Tudo bem que a Proclamação da República, como evento histórico, não foi das coisas mais republicanas. Mas a data ao menos ecoa um ideal, entre outras coisas, de separar o público do privado, do decoro, da imparcialidade, do combate à falta de noção. Podiam pelo menos combinar data menos irônica.
O "Lide Brazil Conference", com a presença de ministros, é um obelisco do ethos antirrepublicano da magistocracia. Por múltiplas razões. Enumero seis para começar.
Primeiro, é evento empresarial. Patrocinado por gigantes das finanças, da construção civil e da celulose: Banco Master, Acciona, Binance, Bracell, CNseg, Cosan, Eletra, J&F, Febraban, JHSF, Bradesco, Coelho da Fonseca, Grupo Safra. Um "branding" plural.
Pesquise conexões dessas empresas com Bolsonaro, com PT, com centrão, com valores constitucionais, com STF, com ministros do STF. Tem muita coisa. Cada patrocinador tem interesses presentes e futuros no STF. Mas não é só isso. O evento emite sinal grave sobre indiferença ética.
Segundo, supondo que presença de um ministro já não ferisse princípios da ética judicial, não pega mal ter a presença de seis? Da maioria do colegiado? Um não era suficiente para falar "em nome" do STF? Há limite na disneylândia do patrimonialismo magistocrático?
Terceiro, escancara como a riqueza tem absoluto privilégio sobre a pobreza na pauta do STF. Se quiser entender como o STF trata a pobreza, conte as rejeições de habeas corpus em defesa de miseráveis. Ou como julga políticas públicas que atendem aos vulneráveis. Não houve ministro em encontro nacional da população de rua, semanas atrás em Maceió. Apenas Cármen Lúcia é aguardada no da defensoria, nessa semana em Goiânia. A riqueza o STF encontra em jantares em Nova York.
Quarto, juízes precisam proteger a corte, não jogar contra ela. Quanto mais permitem individualizar o tribunal, desinstitucionalizá-lo e identificá-lo a pessoas particulares, mais abrem espaço para o tipo de ataque desferido por Bolsonaro. Crise de legitimidade passa a depender de um peteleco. Fazem o jogo de Bolsonaro.
Quinto, quem paga as despesas? Se for o Lide, está errado. Se for o orçamento do STF, mais errado. Pagam do próprio bolso? Não resolveria. São remunerados? Se sim, temos um problema enorme. Se não, o problema enorme continua.
Sexto, uma dica: o "all-white-male panel" já não pega bem nem no Harvard Club nem na Harvard University. Nove homens brancos e uma mulher não fazem um ambiente inclusivo. Ideologia de gênero?

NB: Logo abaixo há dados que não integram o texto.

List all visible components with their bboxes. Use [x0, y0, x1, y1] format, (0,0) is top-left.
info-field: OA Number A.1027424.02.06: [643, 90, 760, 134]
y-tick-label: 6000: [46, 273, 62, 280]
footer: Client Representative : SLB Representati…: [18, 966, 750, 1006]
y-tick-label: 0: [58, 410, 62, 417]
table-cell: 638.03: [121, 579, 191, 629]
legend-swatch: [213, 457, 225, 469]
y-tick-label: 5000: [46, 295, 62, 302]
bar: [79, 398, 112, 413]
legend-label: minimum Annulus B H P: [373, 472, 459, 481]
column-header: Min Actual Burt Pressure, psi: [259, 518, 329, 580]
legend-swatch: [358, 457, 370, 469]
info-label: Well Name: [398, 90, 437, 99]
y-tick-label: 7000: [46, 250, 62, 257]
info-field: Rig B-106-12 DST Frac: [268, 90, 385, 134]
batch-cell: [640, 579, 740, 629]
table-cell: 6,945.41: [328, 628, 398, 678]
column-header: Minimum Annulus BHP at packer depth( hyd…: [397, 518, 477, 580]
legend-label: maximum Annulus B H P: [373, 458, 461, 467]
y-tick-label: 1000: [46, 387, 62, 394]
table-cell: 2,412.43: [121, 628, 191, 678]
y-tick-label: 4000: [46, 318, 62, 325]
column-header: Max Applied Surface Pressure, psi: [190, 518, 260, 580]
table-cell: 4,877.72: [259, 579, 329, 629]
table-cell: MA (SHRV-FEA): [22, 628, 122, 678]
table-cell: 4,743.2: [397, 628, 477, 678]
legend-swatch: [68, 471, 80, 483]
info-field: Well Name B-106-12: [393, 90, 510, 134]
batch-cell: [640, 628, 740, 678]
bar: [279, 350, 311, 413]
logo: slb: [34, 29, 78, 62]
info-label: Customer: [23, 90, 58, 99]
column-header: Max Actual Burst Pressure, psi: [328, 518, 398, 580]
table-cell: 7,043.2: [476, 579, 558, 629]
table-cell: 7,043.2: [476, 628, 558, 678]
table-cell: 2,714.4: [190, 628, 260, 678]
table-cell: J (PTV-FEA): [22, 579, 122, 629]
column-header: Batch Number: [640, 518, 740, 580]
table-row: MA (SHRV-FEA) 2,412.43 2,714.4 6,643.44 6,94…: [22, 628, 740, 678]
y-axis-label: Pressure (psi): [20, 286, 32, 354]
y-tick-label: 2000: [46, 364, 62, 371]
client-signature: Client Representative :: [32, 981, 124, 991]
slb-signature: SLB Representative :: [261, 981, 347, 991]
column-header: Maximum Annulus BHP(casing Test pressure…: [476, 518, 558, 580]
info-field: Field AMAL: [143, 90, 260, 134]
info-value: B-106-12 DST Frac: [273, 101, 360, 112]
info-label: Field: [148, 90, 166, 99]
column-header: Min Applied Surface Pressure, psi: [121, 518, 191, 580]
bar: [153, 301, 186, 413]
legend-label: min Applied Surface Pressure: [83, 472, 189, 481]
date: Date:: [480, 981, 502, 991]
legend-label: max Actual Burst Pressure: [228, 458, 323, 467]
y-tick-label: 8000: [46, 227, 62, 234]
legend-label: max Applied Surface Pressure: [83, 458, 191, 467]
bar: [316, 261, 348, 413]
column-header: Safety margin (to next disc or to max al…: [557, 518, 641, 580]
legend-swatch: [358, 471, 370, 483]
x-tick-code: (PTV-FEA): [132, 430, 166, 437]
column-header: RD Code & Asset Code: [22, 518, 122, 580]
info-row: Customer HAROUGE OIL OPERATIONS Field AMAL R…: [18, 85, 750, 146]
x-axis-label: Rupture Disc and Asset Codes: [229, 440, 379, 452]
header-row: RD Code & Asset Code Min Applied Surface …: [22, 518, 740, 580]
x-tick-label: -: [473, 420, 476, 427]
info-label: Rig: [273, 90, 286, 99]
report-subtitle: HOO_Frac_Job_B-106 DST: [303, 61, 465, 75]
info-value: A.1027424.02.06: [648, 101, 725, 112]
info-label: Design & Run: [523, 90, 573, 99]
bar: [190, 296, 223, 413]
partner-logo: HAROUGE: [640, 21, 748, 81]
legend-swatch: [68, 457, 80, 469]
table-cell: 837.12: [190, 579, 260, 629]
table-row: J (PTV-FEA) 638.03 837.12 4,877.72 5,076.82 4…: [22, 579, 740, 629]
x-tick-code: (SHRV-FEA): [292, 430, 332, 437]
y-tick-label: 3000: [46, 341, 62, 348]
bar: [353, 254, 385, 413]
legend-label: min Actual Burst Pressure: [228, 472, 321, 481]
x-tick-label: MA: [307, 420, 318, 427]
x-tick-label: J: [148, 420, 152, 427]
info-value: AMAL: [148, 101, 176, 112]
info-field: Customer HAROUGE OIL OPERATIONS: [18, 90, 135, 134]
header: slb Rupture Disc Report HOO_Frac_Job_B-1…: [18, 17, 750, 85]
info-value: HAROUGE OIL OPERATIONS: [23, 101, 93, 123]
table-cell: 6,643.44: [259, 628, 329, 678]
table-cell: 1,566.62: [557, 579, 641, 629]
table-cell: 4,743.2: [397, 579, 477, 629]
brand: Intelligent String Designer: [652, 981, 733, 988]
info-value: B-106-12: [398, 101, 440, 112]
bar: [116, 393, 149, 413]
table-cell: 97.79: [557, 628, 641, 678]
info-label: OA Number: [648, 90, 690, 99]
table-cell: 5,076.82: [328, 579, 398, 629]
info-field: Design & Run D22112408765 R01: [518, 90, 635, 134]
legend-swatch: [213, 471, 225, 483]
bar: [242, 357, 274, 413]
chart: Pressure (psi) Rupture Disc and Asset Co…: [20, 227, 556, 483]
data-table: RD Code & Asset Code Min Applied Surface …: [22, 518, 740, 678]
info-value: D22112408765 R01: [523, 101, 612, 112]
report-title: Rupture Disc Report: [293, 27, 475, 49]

Não há corte constitucional respeitável no mundo que aceite conduta similar. Se quiserem um modelo, basta olhar para Edson Fachin e Rosa Weber, os que mais bem praticam esses parâmetros universais de ética judicial. Se a "fumaça do bom direito" depende da "fumaça do bom juiz", a presença no Lide Conference produz fumaça tóxica.
Na semana passada descrevi formas de Bolsonaro sair vitorioso após derrota eleitoral. Naturalizar a promiscuidade é uma dessas formas. Quem prefere ser chaveirinho do poder econômico se deslegitima perante os que questionam sua imparcialidade e sua autoridade.
Lide com isso.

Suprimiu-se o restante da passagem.